Friday, July 18, 2014

Scott T. Fullwiler — Krugman Gives DeGrauwe 2011 Credit for What MMT Has Argued for 15+ Years

How the mainstream marginalizes and excludes heterodoxy. It is beyond unprofessional among scholars not to acknowledge previous constitutions correctly. As someone from another discipline, I am left scratching my head.

Are economists actually serious about their profession, and do that expect to be be taken seriously by other scholars? It seems not. And this appropriation of others published ideas without citation is a just one item on a long list of professional failure and ethical conflicts of interest.

I suspect that Krugman and others answer is that heterodoxy is not published in the "recognized" venues, so there is no obligation of the mainstream to stay a abreast of what heterodoxy is doing. Well, heterodoxy is by definition excluded from the "recognized" venues, so this is a circular argument. It suggests that the mainstream will either never change, or if it does it will by appropriating to itself the contributions of others without proper acknowledgement and citation of sources.

New Economic Perspectives
Krugman Gives DeGrauwe 2011 Credit for What MMT Has Argued for 15+ Years
Scott T. Fullwiler | James A. Leach Chair in Banking and Monetary Economics and is an Associate Professor of Economics at Wartburg College

See also Thomas Palley, Paul Krugman, the Phillips Curve and gattopardo economics (implicitly wonkish also)

Paul Krugman writes in his blog “I do believe that Palley is on the right track here, because it’s pretty much the same track a number of us have been following for the past few years.”
I very much welcome the approval of my distinguished colleague, but it strikes me as a little patronizing.

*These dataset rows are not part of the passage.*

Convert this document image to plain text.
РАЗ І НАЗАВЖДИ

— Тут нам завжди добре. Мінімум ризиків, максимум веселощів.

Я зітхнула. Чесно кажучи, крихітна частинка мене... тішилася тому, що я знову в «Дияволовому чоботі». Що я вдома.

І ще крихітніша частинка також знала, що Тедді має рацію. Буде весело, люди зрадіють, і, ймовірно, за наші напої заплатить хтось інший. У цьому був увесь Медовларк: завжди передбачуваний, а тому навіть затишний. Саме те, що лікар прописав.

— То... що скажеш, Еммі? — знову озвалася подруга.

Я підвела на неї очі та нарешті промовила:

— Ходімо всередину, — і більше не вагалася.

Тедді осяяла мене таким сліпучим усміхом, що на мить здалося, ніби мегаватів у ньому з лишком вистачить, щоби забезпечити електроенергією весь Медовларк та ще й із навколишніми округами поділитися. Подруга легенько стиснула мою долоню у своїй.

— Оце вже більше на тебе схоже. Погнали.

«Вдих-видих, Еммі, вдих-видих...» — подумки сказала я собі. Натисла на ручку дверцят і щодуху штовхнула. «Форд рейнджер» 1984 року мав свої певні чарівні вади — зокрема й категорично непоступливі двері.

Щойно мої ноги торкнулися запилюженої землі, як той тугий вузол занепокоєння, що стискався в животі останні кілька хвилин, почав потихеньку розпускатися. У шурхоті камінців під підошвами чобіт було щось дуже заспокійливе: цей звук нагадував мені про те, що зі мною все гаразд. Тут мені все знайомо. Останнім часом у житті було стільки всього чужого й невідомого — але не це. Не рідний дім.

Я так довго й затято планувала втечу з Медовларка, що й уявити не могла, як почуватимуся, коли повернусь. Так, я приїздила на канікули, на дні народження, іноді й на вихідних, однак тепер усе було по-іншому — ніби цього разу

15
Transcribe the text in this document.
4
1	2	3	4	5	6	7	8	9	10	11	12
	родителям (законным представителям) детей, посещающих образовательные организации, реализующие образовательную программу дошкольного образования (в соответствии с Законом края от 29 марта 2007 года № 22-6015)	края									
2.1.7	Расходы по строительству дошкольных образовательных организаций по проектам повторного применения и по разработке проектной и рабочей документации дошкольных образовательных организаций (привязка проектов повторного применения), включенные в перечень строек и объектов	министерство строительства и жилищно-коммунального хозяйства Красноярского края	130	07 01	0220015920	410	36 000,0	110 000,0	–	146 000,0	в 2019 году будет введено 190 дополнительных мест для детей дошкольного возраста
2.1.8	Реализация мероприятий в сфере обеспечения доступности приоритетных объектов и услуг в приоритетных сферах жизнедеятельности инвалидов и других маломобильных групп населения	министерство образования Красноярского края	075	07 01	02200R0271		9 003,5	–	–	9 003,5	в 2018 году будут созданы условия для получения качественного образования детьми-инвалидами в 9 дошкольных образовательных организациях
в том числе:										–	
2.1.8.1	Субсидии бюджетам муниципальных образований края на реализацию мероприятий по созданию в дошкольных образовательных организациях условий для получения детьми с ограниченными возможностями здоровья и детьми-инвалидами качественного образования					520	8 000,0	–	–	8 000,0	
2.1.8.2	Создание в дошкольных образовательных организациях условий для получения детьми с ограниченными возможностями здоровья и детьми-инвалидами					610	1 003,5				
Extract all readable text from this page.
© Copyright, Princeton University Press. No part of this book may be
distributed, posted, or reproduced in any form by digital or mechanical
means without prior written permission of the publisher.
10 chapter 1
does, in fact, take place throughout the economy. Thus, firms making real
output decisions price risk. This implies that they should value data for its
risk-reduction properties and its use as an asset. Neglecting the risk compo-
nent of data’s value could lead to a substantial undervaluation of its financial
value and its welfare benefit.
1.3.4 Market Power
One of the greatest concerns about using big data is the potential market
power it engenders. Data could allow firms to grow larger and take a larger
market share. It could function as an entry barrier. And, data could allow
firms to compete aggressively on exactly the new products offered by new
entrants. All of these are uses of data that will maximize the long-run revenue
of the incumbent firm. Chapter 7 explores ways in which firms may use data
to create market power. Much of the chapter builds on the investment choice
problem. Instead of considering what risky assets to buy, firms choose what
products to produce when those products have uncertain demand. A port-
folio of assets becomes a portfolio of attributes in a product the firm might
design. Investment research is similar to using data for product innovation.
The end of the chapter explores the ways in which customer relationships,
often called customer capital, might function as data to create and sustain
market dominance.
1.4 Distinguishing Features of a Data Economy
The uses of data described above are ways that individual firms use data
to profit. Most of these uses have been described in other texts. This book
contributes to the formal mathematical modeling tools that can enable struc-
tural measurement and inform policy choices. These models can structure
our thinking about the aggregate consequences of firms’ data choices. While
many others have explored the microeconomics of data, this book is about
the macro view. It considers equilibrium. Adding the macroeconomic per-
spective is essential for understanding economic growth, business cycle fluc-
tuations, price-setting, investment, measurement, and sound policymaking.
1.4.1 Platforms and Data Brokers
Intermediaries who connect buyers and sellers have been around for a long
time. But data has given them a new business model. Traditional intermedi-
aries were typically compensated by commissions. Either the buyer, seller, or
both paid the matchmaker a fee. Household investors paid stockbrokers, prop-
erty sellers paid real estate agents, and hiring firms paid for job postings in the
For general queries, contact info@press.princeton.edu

The model of nominal wage rigidity and the Phillips curve that I described comes from my 1990 dissertation, was published in January 1994, and has been followed by substantial further published research.
The same issue of precedence holds for scholarship on debt-driven business cycles, financial instability, the problem of debt-deflation in recessions and depressions, and the endogenous credit-driven nature of the money supply. These are all issues my colleagues and I, working in the Post- and old Keynesian traditions, have been writing about for years – No, decades!….
Since 2008, a few “new Keynesian” economists have discovered these same issues and are developing very similar analyses. However, almost nowhere will you find citation of this prior work, except for citation of a few absolutely seminal contributors (like Tobin and Minsky). 
That pattern of citation connects with my earlier exchange with Paul Krugman regarding gattopardo economics [Here and Here]. By citing the seminal critical thinkers, mainstream economists lay claim to the intellectual lineage. And by overlooking more recent work, they capture the arguments of their critics.
This practice has enormous consequences.…

1 comment:

NeilW said...

The mistake here is assuming that economics has anything to do with science.

It doesn't. They are politicians jostling for position in a hierarchy of money - just like any middle manager or aspiring government minister.

You wouldn't get any religion quoting scripture from alternative religions either except at the very fringes. Nor would you get a political party suggesting that some of the others actually have a good idea.

Economics is a cult dressed up as a science.